Articles & Notes — August 12, 2012 at 5:10 pm

Russia to show documentary on Azerbaijani singer Muslim Magomayev

muslim magomayevA special documentary film about great Azerbaijani and Russian singer Muslim Magomayev will be shown on Russia’s TV-channel, marking singer’s 70th birthday (August 17).

The film titled “Draw then sing” will be shown on Russian “Culture” channel on August 18.

After the film, a special concert devoted to Magomayev will be hosted, called “Muslim Magomayev. Greatest singers of 20th Century”.

Muslim Mahammad oglu Magomayev (August 17, 1942 – October 25, 2008), dubbed the “King of Songs” and the “Soviet Sinatra” was a Soviet and Azerbaijani baritone operatic and pop singer of the 1960s and 1970s.

He achieved iconic status in Russia and the post-Soviet countries, including his native Azerbaijan, for his vocal talent and charisma.

Magomayev was awarded several honors including People’s Artist of Azerbaijan, People’s Artists of the USSR (1973), Order of Honour (Russian Federation), Order of the Red Banner of Labour, Order of Friendship of Peoples, Istiglal Order, and Order of “Heart of Darko.”

He became the art director of the Azerbaijan State Bandstand-Symphonic Orchestra in 1975 and toured in France, Bulgaria, Finland, and Canada.

Magomayev represented one of the most respected artistic dynasties in Azerbaijan. His grandfather Muslim Magomayev (1885–1937), a friend and contemporary of the prominent Azerbaijani composer Uzeyir Hajibeyov, was one of the founders of modern Azerbaijani classical music.

Magomayev was 19 when he first performed at an international youth music festival in Helsinki. In 1962, at the age of 20, Magomayev first appeared in Moscow where he performed during the Days of Azerbaijani Culture.

He sang an aria from Gounod’s Faust, and the song Do the Russians Want War?” in a gala concert at the Kremlin Palace of Congresses, and became a celebrity on the spot.

A year later, he gave his first solo concert in the Moscow Tchaikovsky Concert Hall to a full house and became a soloist of the Azerbaijan State Academic Opera and Ballet Theatre. Magomayev earned fame in the USSR as an opera singer with his performance in Rossini’s “Barber of Seville”. He also became known for his arias from Puccini’s “Tosca”, Uzeyir Hajibeyov’s “Koroghlu” and “Shah Ismayil”, which was composed by his grandfather.

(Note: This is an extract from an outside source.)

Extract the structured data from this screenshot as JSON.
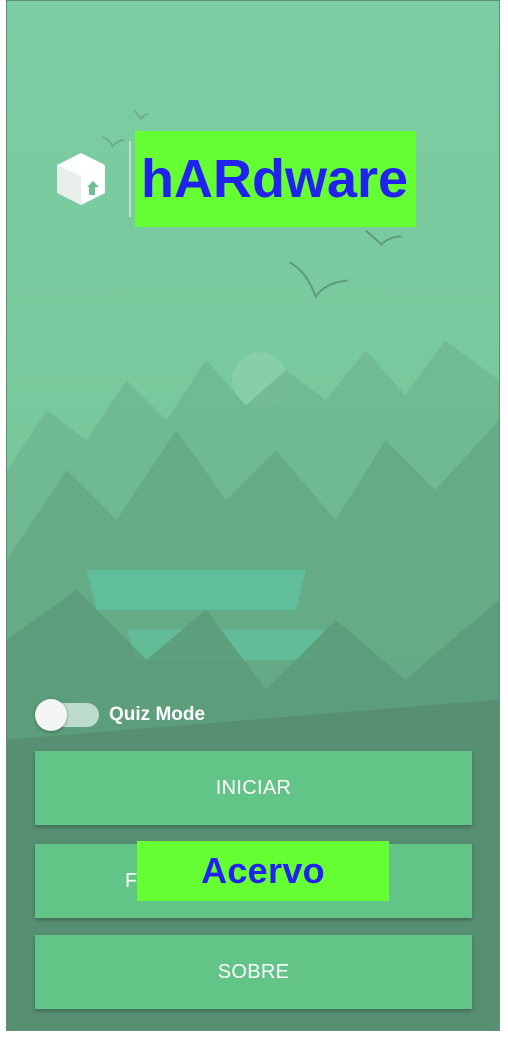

In 1964–1965, Muslim was a visiting artist at La Scala in Milan, but turned down the invitation to sing in the Moscow Bolshoi Theater upon his return. Instead, the singer turned to popular music, becoming a pop idol for several generations of music lovers in the Soviet Union.

Magomayev’s popularity in the USSR was overwhelming. He quickly became a cult figure and gave three concerts a day filling huge arenas all across the Soviet Union, while his albums sold millions.

In 1966 and 1969, Magomayev performed in Paris Olympia with great success. The director of Olympia Bruno Coquatrix offered him a contract, and Magomayev was seriously considering an opportunity to pursue an international career, but was forced to be given the Ministry of Culture’s permission, since it needed Magomayev to perform at government concerts.

In 1969 he received the MIDEM Gold Disc Award in Cannes for album sales of over 4,5 million units. In 1973, at the age of 31, Muslim was awarded the Soviet Union’s highest artistic title: People’s Artist of the USSR.

Magomayev was also known as a composer, writing several film soundtracks. In addition, Magomayev acted in films and hosted television and radio broadcasts devoted to prominent musicians of the 20th century.

As an actor, Magomayev appeared in three films: “When the song does not end” (1965), “Troubadour aka the Detective” (1971), and “Nizami” (1982).

Magomayev moved to Moscow in the early 1970s, where he worked in theater. In 1997, in recognition of Magomayev’s professional successes, a Russian astronomical society named a planetoid of the solar system in his honor, 4980 Magomayev.

Magomayev was an influence on many important musical figures including Alla Pugacheva, who often spoke fondly of him.

In 1998, Magomayev officially stopped his musical career and gave only a few performances together with his wife. He died on October 25, 2008 in his flat in Moscow from a heart attack.

He was buried in the Alley of Honors in his native city of Baku, next to his grandfather, on October 29.

The funeral ceremony was attended by Azerbaijani President Ilham Aliyev, Magomayev’s widow Tamara Sinyavskaya, his daughter Marina, as well as state officials and international delegations. Thousands of people came to pay a final tribute to the singer.